Fleck himself came across as a bit self-effacing as he took the Thomas Wolfe Auditorium stage. He eschewed the traditional dignified handshake with the violin concertmaster for a casual fist-bump, chose a black silk shirt with a subtle floral print over a flashy bow tie and tails. He gave a weak smile and almost imperceptibly nodded along as the orchestra began the concerto’s mysterious introduction.

But there was no hiding his prodigious talent when Fleck finally put fingers to strings. The banjo part he wrote for himself was wonderfully intricate, full of syncopated figures over shifting time signatures and arpeggiated flights across the instrument’s entire fretboard — and performed effortlessly. He didn’t shy away from the jazz sensibilities honed through his work with The Flecktones, but he also showed off the lessons he learned from J.S. Bach and Frédéric Chopin in his previous classical recordings

As a composer, Fleck has a fine ear for orchestration, combining instrumental forces in ways that brought out the textures of his music. I loved the way his chimes and tubular bells cut through thick layers of strings, as well as his use of high woodwinds for clear melodic counterpoint even in busy passages.

Fleck isn’t formally trained in orchestral writing, and in a pre-concert talk on May 19 with ASO conductor Darko Butorac at Brouwerïj Cursus Kĕmē, he noted how he’d composed the piece primarily on banjo, using the musical notation software Sibelius to convert those lines for other instruments. In a few places throughout the concerto, it seemed like he’d forgotten that not every instrument is a banjo; some of the violin parts in particular were fiendishly angular and obviously troublesome. 

Butorac told the soloist at Cursus Kĕmē that the concerto was “by far the hardest thing on the concert.” Despite the challenges, I appreciated ASO’s gutsy programming choice, especially when the concerto’s third movement pitted Fleck against the ensemble in a series of fiery exchanges. 

While the orchestra got the last word, the banjo player then got the chance to shine by himself in an extended solo encore. Starting with a swaggering arrangement of George Gershwin’s Rhapsody in Blue, Fleck then transitioned into a series of variations on “The Ballad of Jed Clampett” — better known as the theme song to The Beverly Hillbillies. As Fleck has noted throughout his career, it’s the song that first drew him to his instrument, and he treated it with a joyful mix of playfulness and reverence.

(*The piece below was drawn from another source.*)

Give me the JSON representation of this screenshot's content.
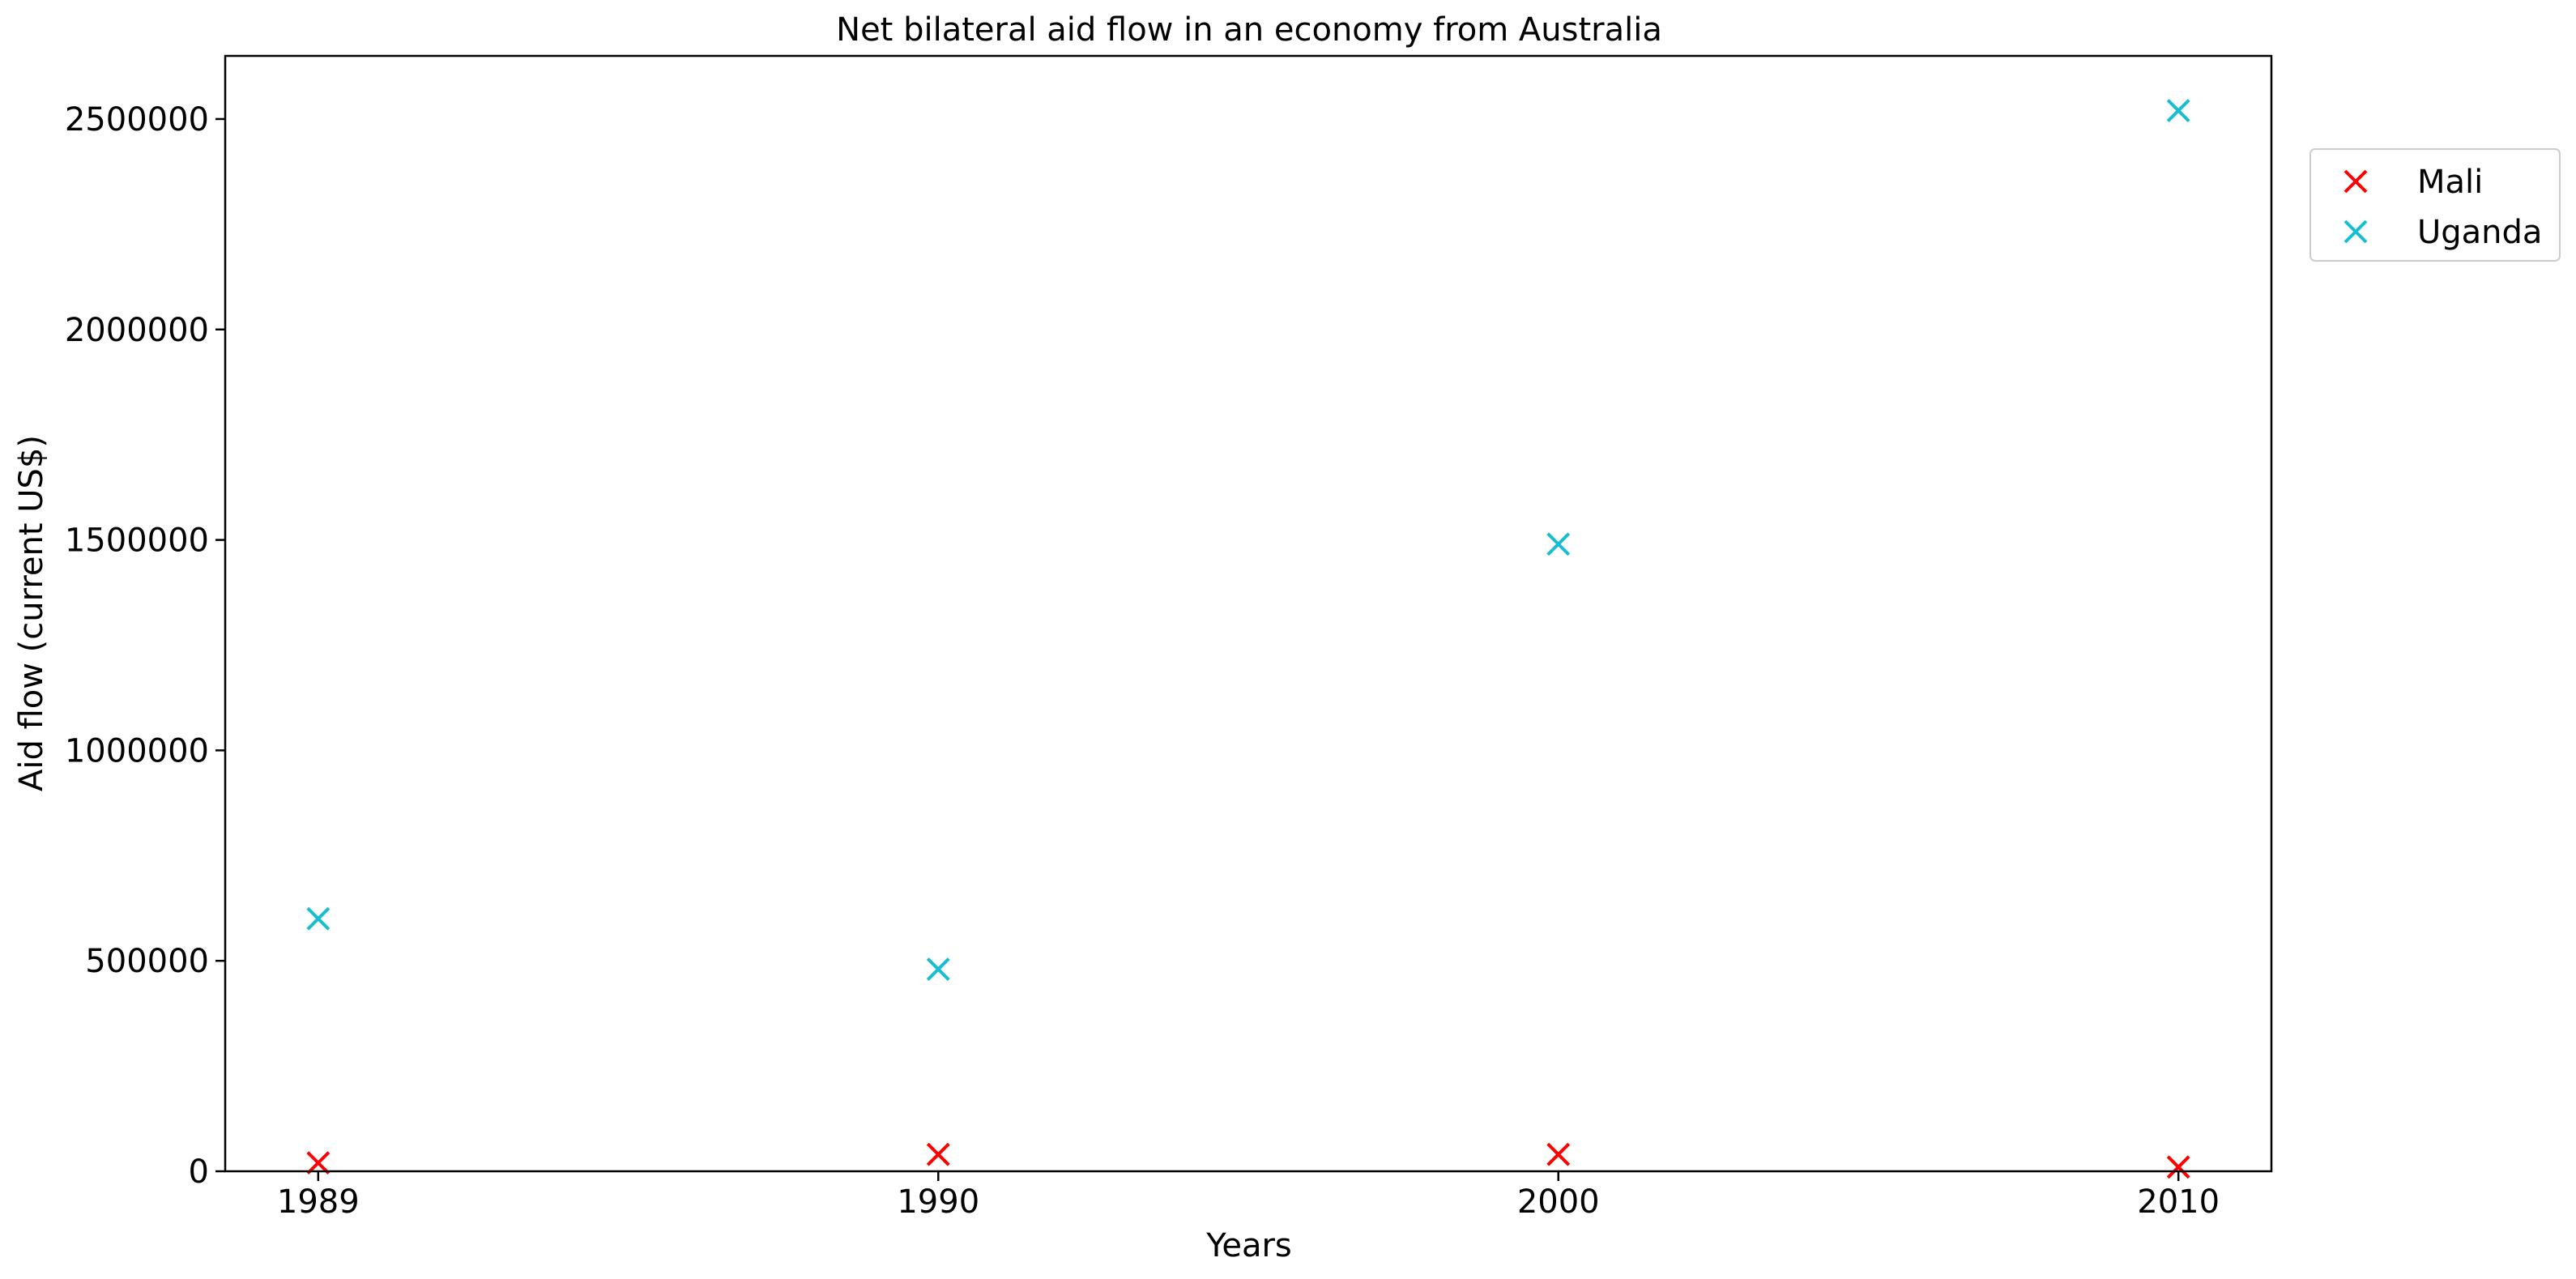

The concert opened with Butorac’s own arrangement of the Chaccone from Bach’s Partita for Violin No. 2 in D Minor. By turning the solo violin piece into an orchestral work (as previously attempted by British conductor Leopold Stokowski and others), he gave it a viscerally satisfying force in big chord sequences. Arpeggiated string sections with melodic brass yielded echoes between the Baroque composition and minimalist works by Philip Glass.

Unavoidable in the conversion from solo to orchestral music, however, is a loss of freedom and breath. Whereas Bach’s original soars with the seeming weightlessness of cathedral vaults, the arrangement felt too stolidly grounded, like heavy columns around a Greek temple.

However, I had no such quarrels with the back half of the program. First came an uptempo rendition of “Caravan,” the jazz standard by Juan Tizol and Duke Ellington. The ASO brass were in their finest big-band form, and the percussion section got the chance to let loose.

Closing things out was Leonard Bernstein’s Symphonic Dances from West Side Story, an orchestral work cobbled together by the composer from the popular 1957 musical. Having warmed up with a bit of true jazz, the ASO proceeded to use every bit of its remaining energy on Bernstein’s distinctive blend of jazz, classical, and Broadway.

Every section played with crisp vigor and didn’t lose a beat as Butorac guided them between segments in the nonstop suite. Dynamics were skillfully balanced between parts, even as the percussionists hammered away in Latin grooves, while slower themes like “Somewhere” were rendered with lush beauty. As one of the all-time great crowd-pleasers in modern music drew to a close, I’m pretty sure I saw plaster chips shake loose from the TWA ceiling when the audience rose to applaud.